Affiliated with the Nigerian Baptist Convention, Pastor Alkali said when he first saw the herdsman coming onto his farm he thought he was just passing through. He continued working when the Fulani came up to him without greeting and asked him to hand over his mobile phone.
“Shocked at the Fulani man’s audacity, I wanted to know from him whether he was asking for my mobile phone because he lost his somewhere, or he was ordering me to hand over my mobile phone to him. The Fulani man insisted that I should give him my mobile phone. I then responded by telling him that I left my mobile phone at home.”
The herdsman then told the pastor he would search him.
“I was baffled and wanted to know why he would want to search me,” Pastor Alkali said. “He bluntly told me that if I don’t hand over my mobile phone to him he would kill me. Then I now told him, ‘You have no right or power to kill me. The God that created me and sent me to this place will not allow you to kill me.’ I repeated these words twice to him.”
Pastor Alkali came to Nasarawa state from his native Kaduna state more than 14 years ago. The herdsman’s intent was first to take away his mobile phone to prevent him from getting help once he attacked him, he said.
“Suddenly, the Fulani man pulled out his sword and attacked me. When I saw the sword he was dangling coming towards my face, I tried to protect my face raising my hands up, and within seconds the sword cut off my left hand into two. I saw part of my cut-off hand on the ground bouncing up and down. I then realized that if in the first attempt to kill me the Fulani man cut off my hand, unless I do something to protect myself, this Fulani man would no doubt in his second attempt to kill me cut off my head.”
The pastor rushed at him, wrestled with him and held him, in spite of his severed, bleeding hand. While held on the ground the herdsman was still gripping the sword, and the pastor managed to snatch it from him. The assailant ran away.
“I was there and the blood from my cut-off hand was rushing out,” Pastor Alkali said. “I started shouting and calling on some Christians working on farms close to mine to help rescue me. They came and pursued the Fulani man. But then they could not get him, and so they returned to find ways of taking me to the hospital.”
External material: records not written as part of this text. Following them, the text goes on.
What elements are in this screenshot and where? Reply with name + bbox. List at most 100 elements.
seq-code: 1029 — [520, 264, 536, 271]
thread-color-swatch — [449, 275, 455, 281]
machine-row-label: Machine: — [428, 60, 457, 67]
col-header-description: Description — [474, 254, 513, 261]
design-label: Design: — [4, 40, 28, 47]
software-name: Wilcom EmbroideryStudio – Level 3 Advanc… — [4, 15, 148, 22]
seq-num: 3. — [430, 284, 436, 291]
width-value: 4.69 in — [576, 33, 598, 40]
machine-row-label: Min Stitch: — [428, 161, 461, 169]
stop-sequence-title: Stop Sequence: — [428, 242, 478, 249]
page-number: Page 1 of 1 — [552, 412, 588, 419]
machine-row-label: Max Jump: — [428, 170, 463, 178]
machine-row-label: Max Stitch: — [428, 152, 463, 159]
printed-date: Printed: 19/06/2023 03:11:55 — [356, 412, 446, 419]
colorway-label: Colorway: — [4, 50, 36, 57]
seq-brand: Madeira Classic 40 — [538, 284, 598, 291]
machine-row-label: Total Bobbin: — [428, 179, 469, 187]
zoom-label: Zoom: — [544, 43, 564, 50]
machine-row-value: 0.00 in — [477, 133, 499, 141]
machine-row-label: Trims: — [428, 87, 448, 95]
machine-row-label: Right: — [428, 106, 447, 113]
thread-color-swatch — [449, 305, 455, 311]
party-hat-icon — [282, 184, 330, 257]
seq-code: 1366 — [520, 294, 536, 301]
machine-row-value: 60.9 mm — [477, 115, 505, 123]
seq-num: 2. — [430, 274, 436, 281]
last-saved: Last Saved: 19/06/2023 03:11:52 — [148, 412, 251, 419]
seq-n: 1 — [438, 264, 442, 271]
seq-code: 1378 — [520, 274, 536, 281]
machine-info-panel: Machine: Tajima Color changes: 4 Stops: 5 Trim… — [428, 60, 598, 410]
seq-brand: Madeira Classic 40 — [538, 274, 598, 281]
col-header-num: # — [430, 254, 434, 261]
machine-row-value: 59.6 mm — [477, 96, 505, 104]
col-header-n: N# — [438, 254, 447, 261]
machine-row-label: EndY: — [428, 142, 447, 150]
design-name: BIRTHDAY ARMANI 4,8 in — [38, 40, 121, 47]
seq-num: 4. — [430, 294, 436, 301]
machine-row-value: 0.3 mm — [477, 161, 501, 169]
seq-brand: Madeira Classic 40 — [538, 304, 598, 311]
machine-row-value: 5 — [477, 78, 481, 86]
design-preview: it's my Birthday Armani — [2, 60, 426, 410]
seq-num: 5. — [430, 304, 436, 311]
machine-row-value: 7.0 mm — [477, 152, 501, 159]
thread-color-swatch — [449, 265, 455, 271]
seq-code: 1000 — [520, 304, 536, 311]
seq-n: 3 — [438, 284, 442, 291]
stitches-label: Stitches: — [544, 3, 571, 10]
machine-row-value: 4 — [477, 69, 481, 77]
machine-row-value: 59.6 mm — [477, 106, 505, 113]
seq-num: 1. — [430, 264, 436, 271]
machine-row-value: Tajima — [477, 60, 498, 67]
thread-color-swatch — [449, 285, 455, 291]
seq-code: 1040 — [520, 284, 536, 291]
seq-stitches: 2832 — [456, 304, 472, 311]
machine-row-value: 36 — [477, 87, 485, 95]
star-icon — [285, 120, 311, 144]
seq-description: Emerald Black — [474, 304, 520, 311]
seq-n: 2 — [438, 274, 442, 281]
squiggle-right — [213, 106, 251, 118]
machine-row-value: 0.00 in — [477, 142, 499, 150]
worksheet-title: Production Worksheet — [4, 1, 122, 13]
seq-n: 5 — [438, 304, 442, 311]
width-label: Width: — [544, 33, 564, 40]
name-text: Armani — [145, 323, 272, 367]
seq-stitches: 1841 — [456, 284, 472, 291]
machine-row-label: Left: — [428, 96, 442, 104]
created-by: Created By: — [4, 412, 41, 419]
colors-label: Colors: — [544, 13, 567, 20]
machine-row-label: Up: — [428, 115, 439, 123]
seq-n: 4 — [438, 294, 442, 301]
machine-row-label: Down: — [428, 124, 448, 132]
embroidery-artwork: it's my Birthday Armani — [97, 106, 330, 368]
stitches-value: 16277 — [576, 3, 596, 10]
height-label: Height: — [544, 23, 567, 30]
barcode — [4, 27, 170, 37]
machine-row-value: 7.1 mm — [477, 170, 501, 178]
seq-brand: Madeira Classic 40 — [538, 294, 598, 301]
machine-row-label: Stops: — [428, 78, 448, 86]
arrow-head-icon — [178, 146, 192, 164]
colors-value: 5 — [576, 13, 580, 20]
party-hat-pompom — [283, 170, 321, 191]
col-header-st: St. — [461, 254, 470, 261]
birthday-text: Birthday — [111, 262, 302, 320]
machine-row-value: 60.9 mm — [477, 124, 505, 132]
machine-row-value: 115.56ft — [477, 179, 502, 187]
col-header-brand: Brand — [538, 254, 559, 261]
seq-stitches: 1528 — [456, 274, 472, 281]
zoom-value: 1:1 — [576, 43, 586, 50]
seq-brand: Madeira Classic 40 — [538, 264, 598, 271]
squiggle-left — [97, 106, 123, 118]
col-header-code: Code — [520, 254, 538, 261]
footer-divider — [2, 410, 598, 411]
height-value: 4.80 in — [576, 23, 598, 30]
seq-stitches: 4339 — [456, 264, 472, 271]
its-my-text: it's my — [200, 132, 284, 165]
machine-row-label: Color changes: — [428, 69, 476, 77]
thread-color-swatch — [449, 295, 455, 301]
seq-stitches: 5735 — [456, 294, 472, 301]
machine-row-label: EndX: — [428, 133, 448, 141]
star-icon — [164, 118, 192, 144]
They took him first to the police station at Sabon Gida, where he pastors a congregation of 80 people, and from there police took him to the Federal Medical Centre, Keffi.
Pastor Alkali said he has never had any conflicts with the assailant, whom he had never met before, or any other Fulani herdsman, so he was surprised that he was attacked for no apparent reason except that he was a Christian pastor.
Throughout years of doing ministry in Sabon Gida he has enjoyed good rapport with both Christians and Muslims, he said. Many Muslims visited him in the hospital, he said.
“Both the Muslim leader in community and chief imam of the mosque in the village also visited me here in this hospital,” he said. “And this is all because of the way and manner I related well with them while working as a pastor there.”
A father of four, Pastor Alkali had pastored Sabon Gida Baptist Church between 1992 and 1996 and then retired, but in 2011 members of another congregation (undisclosed for security reasons) asked him to pastor their church.
He said that since Jesus Christ was persecuted, Christians must endure hardship and face any persecution head-on.
“Every Christian that is passing through persecution should stand firm, as God will not abandon such a person,” he said. “Our persecutors should know that one day they will stand before God to account for what they done here on earth. So what they should do is to come closer to God. They should repent and leave the evil ways they are following.”
The pastor said he and many other Christians in Nigeria are attacked for their faith.
“There are many out there who are victims of such attacks, and they are suffering,” he said. “These armed Fulani men are killing innocent people in Nigeria. The best thing that needs to be done by the Federal Government of Nigeria is that it must act to end these atrocities against Christians. These killers should be stopped.”